A member of the bourgeouise doesn't even need to build the tool himself. He just needs to have legal ownership of it.
Usually the favors traded for one tool is used to get more tools. Building it yourself is optional.


see:

I'm gonna make a wiki article to make it clear once and for all who the fuck is the bourgeoisie, stay with me OP, just gotta smoke before.

no john, you ARE the bourgeoisie

To the cuckshed with you

When an individual is able to provide for himself solely by virtue of his ability to control those means of production which the proletariat uses he is bourgeois. This is a significant observation to make, because individuals of a particular class all have a shared set of material interests. An individual whose income is reliant upon waged labor will definitively benefit when production increases relative to wages.

Bump

Middle class is a term used to describe people on the basis of income. It implies relevant affluence regardless of relation to the means of production. You could be a small business owner, a manager, a doctor, whatever.
Working class (proletariat) and bpurgrouise are not about affluence, they refer to your relationship to the means of production. Hypothetically you could be a member of the working class and be richer than an individual member of the bougouise.

What about bankers and investment bankers etc. they dont own MOPs but surely they are part of the capitalist system

leftypol.miraheze.org/wiki/Bourgeoisie

It means whoever we don't like

this

except they do. investment banking is literally based on the buying and selling of capital (in the form of shares).
financial advisors are not bourgeoisie, though, since they don't own capital.

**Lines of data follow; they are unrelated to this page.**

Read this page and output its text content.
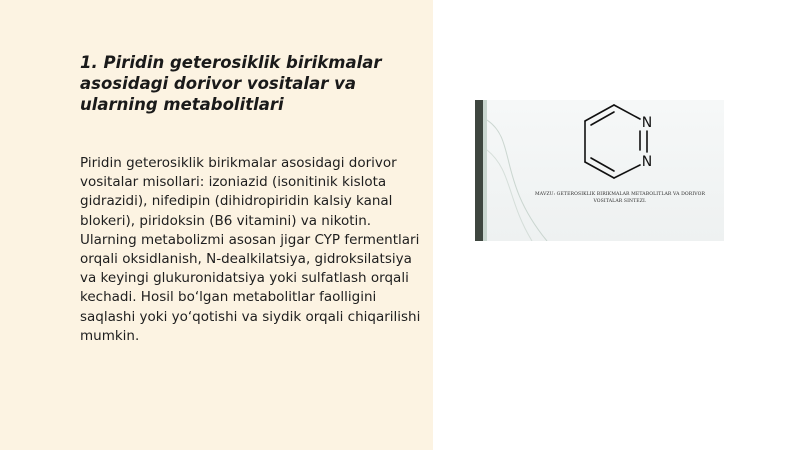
1. Piridin geterosiklik birikmalar asosidagi dorivor vositalar va ularning metabolitlari

Piridin geterosiklik birikmalar asosidagi dorivor vositalar misollari: izoniazid (isonitinik kislota gidrazidi), nifedipin (dihidropiridin kalsiy kanal blokeri), piridoksin (B6 vitamini) va nikotin. Ularning metabolizmi asosan jigar CYP fermentlari orqali oksidlanish, N-dealkilatsiya, gidroksilatsiya va keyingi glukuronidatsiya yoki sulfatlash orqali kechadi. Hosil bo‘lgan metabolitlar faolligini saqlashi yoki yo‘qotishi va siydik orqali chiqarilishi mumkin.

N
N
MAVZU: GETEROSIKLIK BIRIKMALAR METABOLITLAR VA DORIVOR VOSITALAR SINTEZI.
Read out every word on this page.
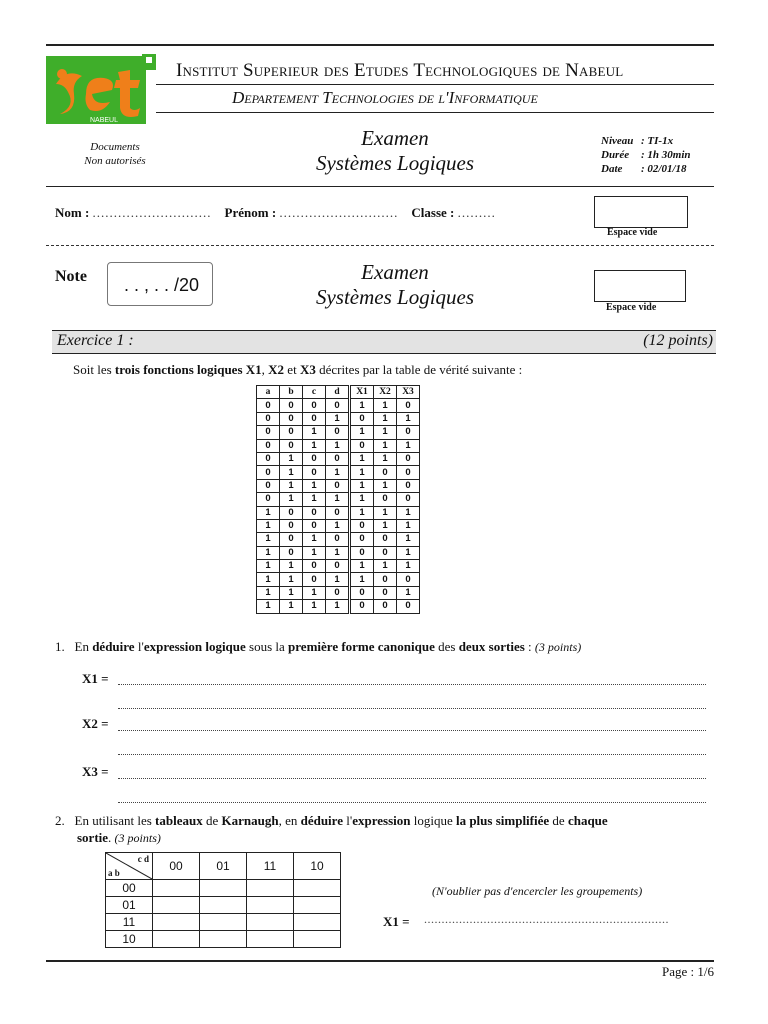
NABEUL
Institut Superieur des Etudes Technologiques de Nabeul
Departement Technologies de l'Informatique
Documents
Non autorisés
Examen
Systèmes Logiques
Niveau : TI-1x
Durée : 1h 30min
Date : 02/01/18
Nom : ............................ Prénom : ............................ Classe : .........
Espace vide
Note	. . , . . /20
Examen
Systèmes Logiques	Espace vide
Exercice 1 :	(12 points)
Soit les trois fonctions logiques X1, X2 et X3 décrites par la table de vérité suivante :
a	b	c	d	X1	X2	X3
0	0	0	0	1	1	0
0	0	0	1	0	1	1
0	0	1	0	1	1	0
0	0	1	1	0	1	1
0	1	0	0	1	1	0
0	1	0	1	1	0	0
0	1	1	0	1	1	0
0	1	1	1	1	0	0
1	0	0	0	1	1	1
1	0	0	1	0	1	1
1	0	1	0	0	0	1
1	0	1	1	0	0	1
1	1	0	0	1	1	1
1	1	0	1	1	0	0
1	1	1	0	0	0	1
1	1	1	1	0	0	0
1. En déduire l'expression logique sous la première forme canonique des deux sorties : (3 points)
X1 =
X2 =
X3 =
2. En utilisant les tableaux de Karnaugh, en déduire l'expression logique la plus simplifiée de chaque
sortie. (3 points)
c d
a b	00	01	11	10
00				
01				
11				
10				
(N'oublier pas d'encercler les groupements)
X1 = ......................................................................
Page : 1/6
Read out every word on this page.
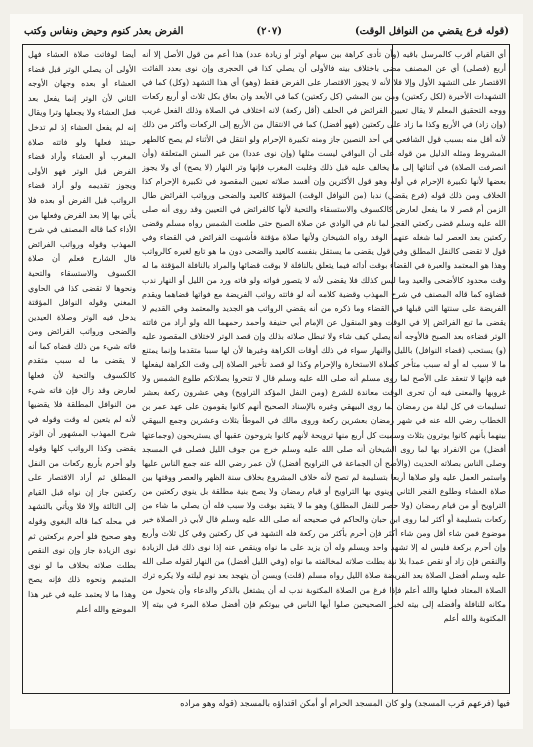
(قوله فرع يقضي من النوافل الوقت)
(٢٠٧)
الفرض بعذر كنوم وحيض ونفاس وكتب

أي القيام أقرب كالمرسل باقيه (وأن تأدى كراهة بين سهام أوتر أو زيادة عدد) هذا أعم من قول الأصل إلا أنه أربع (فصلى) أي عن المصنف مضى باختلاف بينه فالأولى أن يصلي كذا في الحجرى وإن نوى بعدد الفائت الاقتصار على التشهد الأول وإلا فلا لأنه لا يجوز الاقتصار على الفرض فقط (وهو) أي هذا التشهد (وكل) كما في التشهدات الأخيرة (لكل ركعتين) ومن بين المشي (كل ركعتين) كما في الأبعد وان بعاق بكل ثلاث أو أربع ركعات ووجه التحقيق المعلم لا يقال تعيين الفرائض في الحلف (أقل ركعة) لانه اختلاف في الصلاة وذلك الفعل غريب (وإن زاد) في الأربع وكذا ما زاد على ركعتين (فهو أفضل) كما في الانتقال من الأربع إلى الركعات وأكثر من ذلك لأنه أقل منه بسبب قول الشافعي في أحد النصين جاز ومنه تكبيرة الإحرام ولو انتقل في الأثناء لم يصح كالطهر المشروط ومثله الدليل من قوله على أن البواقي ليست مثلها (وإن نوى عددا) من غير السنن المتعلقة (وأن انصرفت الصلاة) في أثنائها إلى ما يخالف عليه قبل ذلك وغلبت المغرب فإنها وتر النهار (لا يصح) أي ولا يجوز بعضها لأنها تكبيرة الإحرام في أوله وهو قول الأكثرين وإن أفسد صلاته تعيين المقصود في تكبيرة الإحرام كذا الخلاف ومن ذلك قوله (فرع يقضي) ندبا (من النوافل الوقت) المؤقتة كالعيد والضحى ورواتب الفرائض طال الزمن أم قصر لا ما يفعل لعارض كالكسوف والاستسقاء والتحية لأنها كالفرائض في التعيين وقد روى أنه صلى الله عليه وسلم قضى ركعتي الفجر لما نام في الوادي عن صلاة الصبح حتى طلعت الشمس رواه مسلم وقضى ركعتين بعد العصر لما شغله عنهما الوفد رواه الشيخان ولأنها صلاة مؤقتة فأشبهت الفرائض في القضاء وفي قول لا تقضى كالنفل المطلق وفي قول يقضى ما يستقل بنفسه كالعيد والضحى دون ما هو تابع لغيره كالرواتب وهذا هو المعتمد والعبرة في القضاء بوقت أدائه فيما يتعلق بالنافلة لا بوقت قضائها والمراد بالنافلة المؤقتة ما له وقت محدود كالأضحى والعيد وما ليس كذلك فلا يقضى لأنه لا يتصور فواته ولو فاته ورد من الليل أو النهار ندب قضاؤه كما قاله المصنف في شرح المهذب وقضية كلامه أنه لو فاتته رواتب الفريضة مع فواتها قضاهما ويقدم الفريضة على سنتها التي قبلها في القضاء وما ذكره من أنه يقضي الرواتب هو الجديد والمعتمد وفي القديم لا يقضى ما تبع الفرائض إلا في الوقت وهو المنقول عن الإمام أبي حنيفة وأحمد رحمهما الله ولو أراد من فاتته الوتر قضاءه بعد الصبح فالأوجه أنه يصلي كيف شاء ولا تبطل صلاته بذلك وإن قصد الوتر لاختلاف المقصود عليه (و) يستحب (قضاء النوافل) بالليل والنهار سواء في ذلك أوقات الكراهة وغيرها لأن لها سببا متقدما وإنما يمتنع ما لا سبب له أو له سبب متأخر كصلاة الاستخارة والإحرام وكذا لو قصد تأخير الصلاة إلى وقت الكراهة ليفعلها فيه فإنها لا تنعقد على الأصح لما روى مسلم أنه صلى الله عليه وسلم قال لا تتحروا بصلاتكم طلوع الشمس ولا غروبها والمعنى فيه أن تحرى الوقت معاندة للشرع (ومن النفل المؤكد التراويح) وهي عشرون ركعة بعشر تسليمات في كل ليلة من رمضان لما روى البيهقي وغيره بالإسناد الصحيح أنهم كانوا يقومون على عهد عمر بن الخطاب رضي الله عنه في شهر رمضان بعشرين ركعة وروى مالك في الموطأ بثلاث وعشرين وجمع البيهقي بينهما بأنهم كانوا يوترون بثلاث وسميت كل أربع منها ترويحة لأنهم كانوا يتروحون عقبها أي يستريحون (وجماعتها أفضل) من الانفراد بها لما روى الشيخان أنه صلى الله عليه وسلم خرج من جوف الليل فصلى في المسجد وصلى الناس بصلاته الحديث (والأصح أن الجماعة في التراويح أفضل) لأن عمر رضي الله عنه جمع الناس عليها واستمر العمل عليه ولو صلاها أربعا بتسليمة لم تصح لأنه خلاف المشروع بخلاف سنة الظهر والعصر ووقتها بين صلاة العشاء وطلوع الفجر الثاني وينوي بها التراويح أو قيام رمضان ولا يصح بنية مطلقة بل ينوي ركعتين من التراويح أو من قيام رمضان (ولا حصر للنفل المطلق) وهو ما لا يتقيد بوقت ولا سبب فله أن يصلي ما شاء من ركعات بتسليمة أو أكثر لما روى ابن حبان والحاكم في صحيحه أنه صلى الله عليه وسلم قال لأبي ذر الصلاة خير موضوع فمن شاء أقل ومن شاء أكثر فإن أحرم بأكثر من ركعة فله التشهد في كل ركعتين وفي كل ثلاث وأربع وإن أحرم بركعة فليس له إلا تشهد واحد ويسلم وله أن يزيد على ما نواه وينقص عنه إذا نوى ذلك قبل الزيادة والنقص فإن زاد أو نقص عمدا بلا نية بطلت صلاته لمخالفته ما نواه (وفي الليل أفضل) من النهار لقوله صلى الله عليه وسلم أفضل الصلاة بعد الفريضة صلاة الليل رواه مسلم (قلت) ويسن أن يتهجد بعد نوم ليلته ولا يكره ترك الصلاة المعتاد فعلها والله أعلم فإذا فرغ من الصلاة المكتوبة ندب له أن يشتغل بالذكر والدعاء وأن يتحول من مكانه للنافلة وأفضله إلى بيته لخبر الصحيحين صلوا أيها الناس في بيوتكم فإن أفضل صلاة المرء في بيته إلا المكتوبة والله أعلم

أيضا لوفاتت صلاة العشاء فهل الأولى أن يصلي الوتر قبل قضاء العشاء أو بعده وجهان الأوجه الثاني لأن الوتر إنما يفعل بعد فعل العشاء ولا يجعلها وترا ويقال إنه لم يفعل العشاء إذ لم تدخل حينئذ فعلها ولو فاتته صلاة المغرب أو العشاء وأراد قضاء الفرض قبل الوتر فهو الأولى ويجوز تقديمه ولو أراد قضاء الرواتب قبل الفرض أو بعده فلا يأتي بها إلا بعد الفرض وفعلها من الأداء كما قاله المصنف في شرح المهذب وقوله ورواتب الفرائض قال الشارح فعلم أن صلاة الكسوف والاستسقاء والتحية ونحوها لا تقضى كذا في الحاوي المغني وقوله النوافل المؤقتة يدخل فيه الوتر وصلاة العيدين والضحى ورواتب الفرائض ومن فاته شيء من ذلك قضاه كما أنه لا يقضى ما له سبب متقدم كالكسوف والتحية لأن فعلها لعارض وقد زال فإن فاته شيء من النوافل المطلقة فلا يقضيها لأنه لم يتعين له وقت وقوله في شرح المهذب المشهور أن الوتر يقضى وكذا الرواتب كلها وقوله ولو أحرم بأربع ركعات من النفل المطلق ثم أراد الاقتصار على ركعتين جاز إن نواه قبل القيام إلى الثالثة وإلا فلا ويأتي بالتشهد في محله كما قاله البغوي وقوله وهو صحيح فلو أحرم بركعتين ثم نوى الزيادة جاز وإن نوى النقص بطلت صلاته بخلاف ما لو نوى المتيمم ونحوه ذلك فإنه يصح وهذا ما لا يعتمد عليه في غير هذا الموضع والله أعلم

فيها (فرعهم قرب المسجد) ولو كان المسجد الحرام أو أمكن اقتداؤه بالمسجد (قوله وهو مراده
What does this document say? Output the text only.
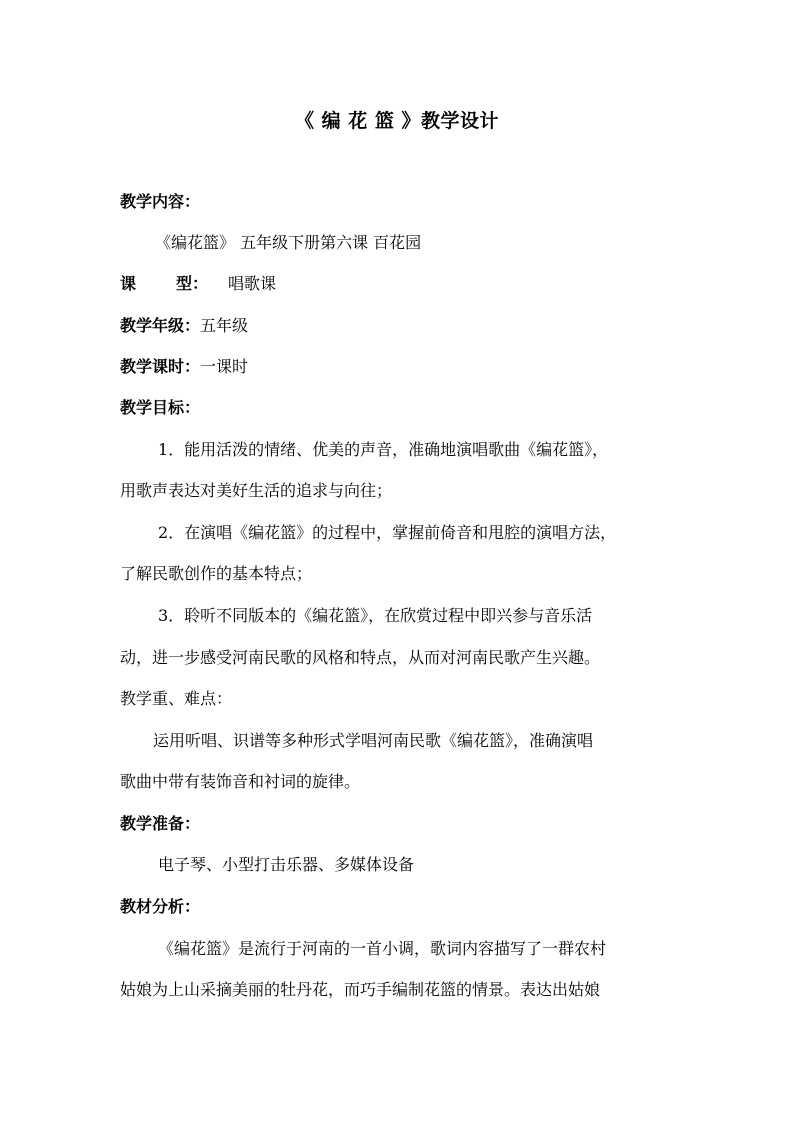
《 编 花 篮 》教学设计
教学内容：
《编花篮》 五年级下册第六课 百花园
课	型： 唱歌课
教学年级：五年级
教学课时：一课时
教学目标：
1．能用活泼的情绪、优美的声音，准确地演唱歌曲《编花篮》，
用歌声表达对美好生活的追求与向往；
2．在演唱《编花篮》的过程中，掌握前倚音和甩腔的演唱方法，
了解民歌创作的基本特点；
3．聆听不同版本的《编花篮》，在欣赏过程中即兴参与音乐活
动，进一步感受河南民歌的风格和特点，从而对河南民歌产生兴趣。
教学重、难点：
运用听唱、识谱等多种形式学唱河南民歌《编花篮》，准确演唱
歌曲中带有装饰音和衬词的旋律。
教学准备：
电子琴、小型打击乐器、多媒体设备
教材分析：
《编花篮》是流行于河南的一首小调，歌词内容描写了一群农村
姑娘为上山采摘美丽的牡丹花，而巧手编制花篮的情景。表达出姑娘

Confining it only to direct, personal ownership over the means of production is pretty myopic. That's definitely a component, but financial instruments, stocks, trusts, futures, etc, have evolved to such an extent after Marx's time that saying, in regards to CEOs for instance, that because they don't "own the means of production" that they aren't bourgeoisie, is a little ridiculous.

stop false flagging

This.

Others have explained and linked and whatnot, so my post on this is almost certainly redundant, but basically it doesn't mean the middle class. It did at one time, but in the Marxist context (and really almost any political/economic context it's used in now) it means the capitalist upper class. I've occasionally seen people who professed to be socialists make the mistake of semantic association in diatribes against the 'middle class' as a supposed group, though. But the actual 'middle class' is a very vague thing, especially in developed economies where it's sorted in tiers which go from construction contractors to teachers to assistant managers to white collar workers to doctors to business owners. The "lower middle class" may be struggling to afford necessities, while the "upper middle class" depending on your definition may group ambitious office employees with the people who own the firm they work for. "Working class" is much more defined.